Karaburun Kent Konseyi; İş Bankası ve CHP Yönetimine Karaburun Yarımadası’ndaki Enda Holding Res Projeleriyle İlgili Yarımada Geçmişini Açıklayan Bilgilendirme Mektubu Gönderdi.. 27 Eylül’de Gönderimi Yapılan Mektuba Yanıt Bekleniyor!..

yayla

Karaburun Kent Konseyi;

İş Bankası Yönetim Kurulu Başkanı Ersin Özince, Genel Müdür Adnan Bali, ayrıca İş Bankası’nın % 28.09 hissesine sahib olan CHP Yönetiminden Genel Sekreter Bihlun Tamaylıgil, Genel Başkan Yardımcıları Şafak Pavey, Umut Oran, Faik Öztrak ve İzmir Milletvekili Musa Çam’a Karaburun Yarımadası’nda RES projelerine bakışını ve kredilendirilen Enda Enerji Holding RES projeleriyle ilgili Yarımada geçmişini açıklayan bir mektup gönderdi.

20 Eylül 2013 tarihinde, İş Bankası Gn Md Yrd.
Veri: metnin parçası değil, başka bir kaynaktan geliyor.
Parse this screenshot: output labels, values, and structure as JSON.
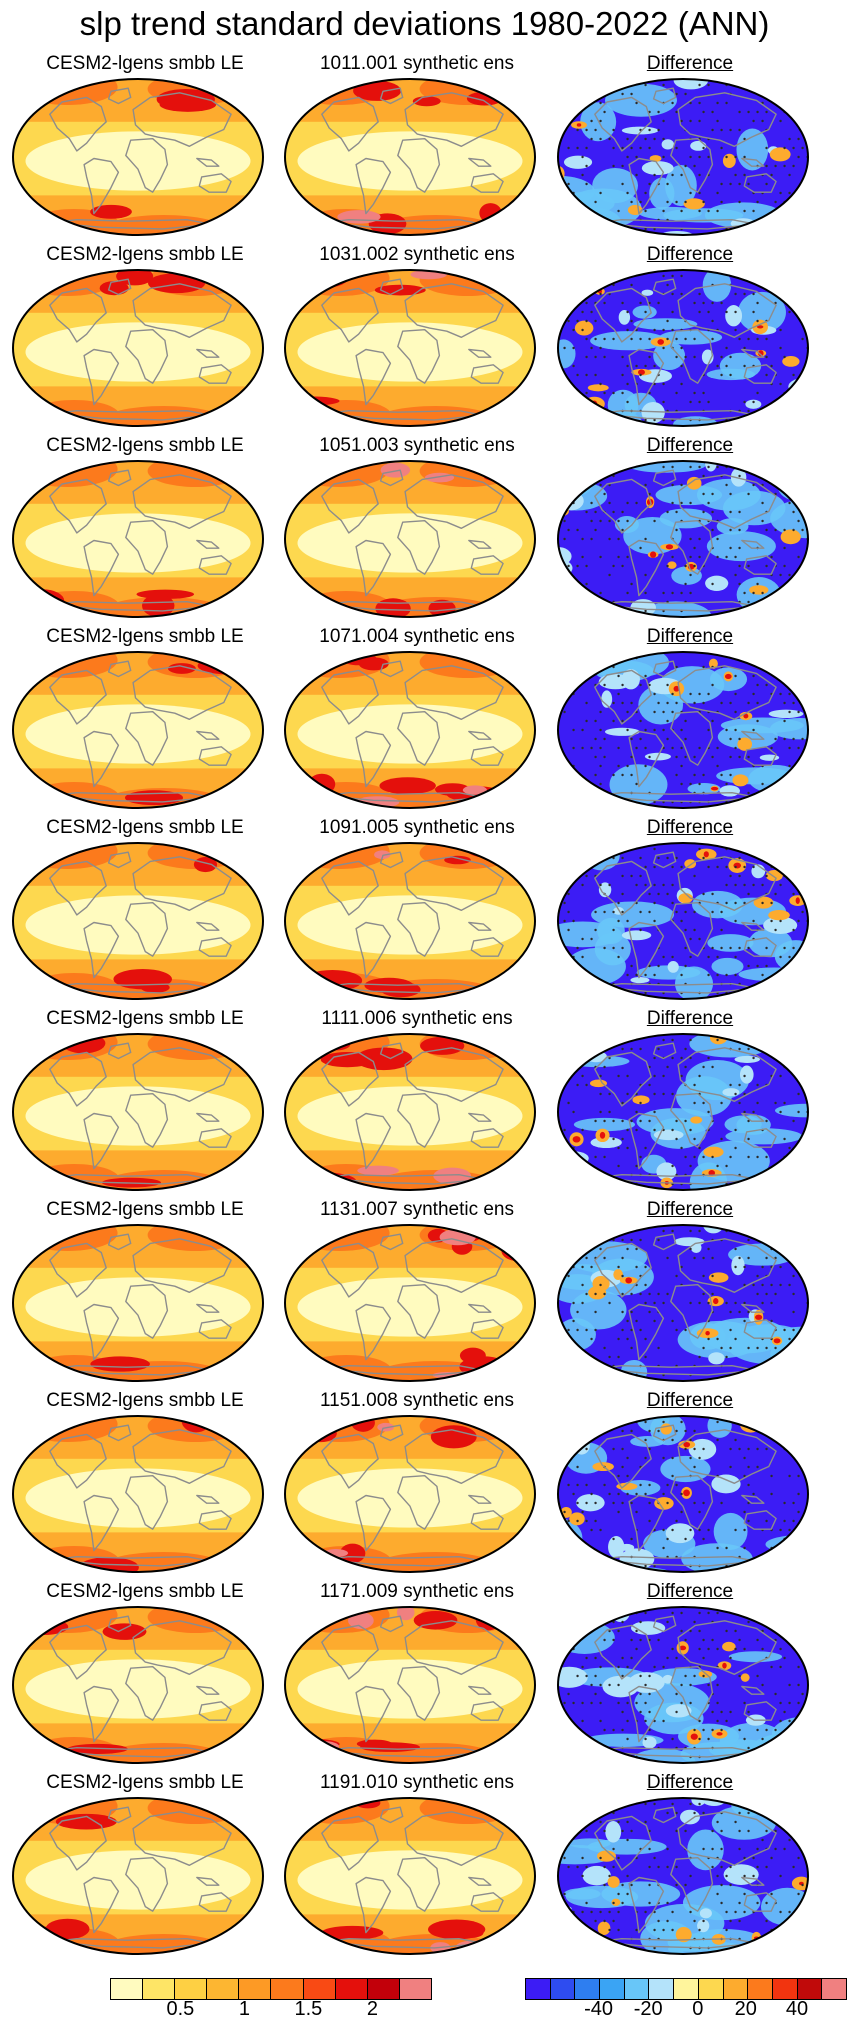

Suat İnce tarafından  yapılan basın açıklamasında, Bankanın   Enda Enerji Holding’le  içinde Mordoğan RES ve  Yaylaköy RES ‘inde olduğu 5 proje için 96 milyon $ kredi anlaşması imzaladığı duyurulmuştu. İnce’nin açıklamasında “…özellikle çevresel konularda tüm önlemleri alınmış enerji projelerine finansman desteğini önümüzdeki dönemde de sürdüreceğiz.” İfadesine de yer verilmişti.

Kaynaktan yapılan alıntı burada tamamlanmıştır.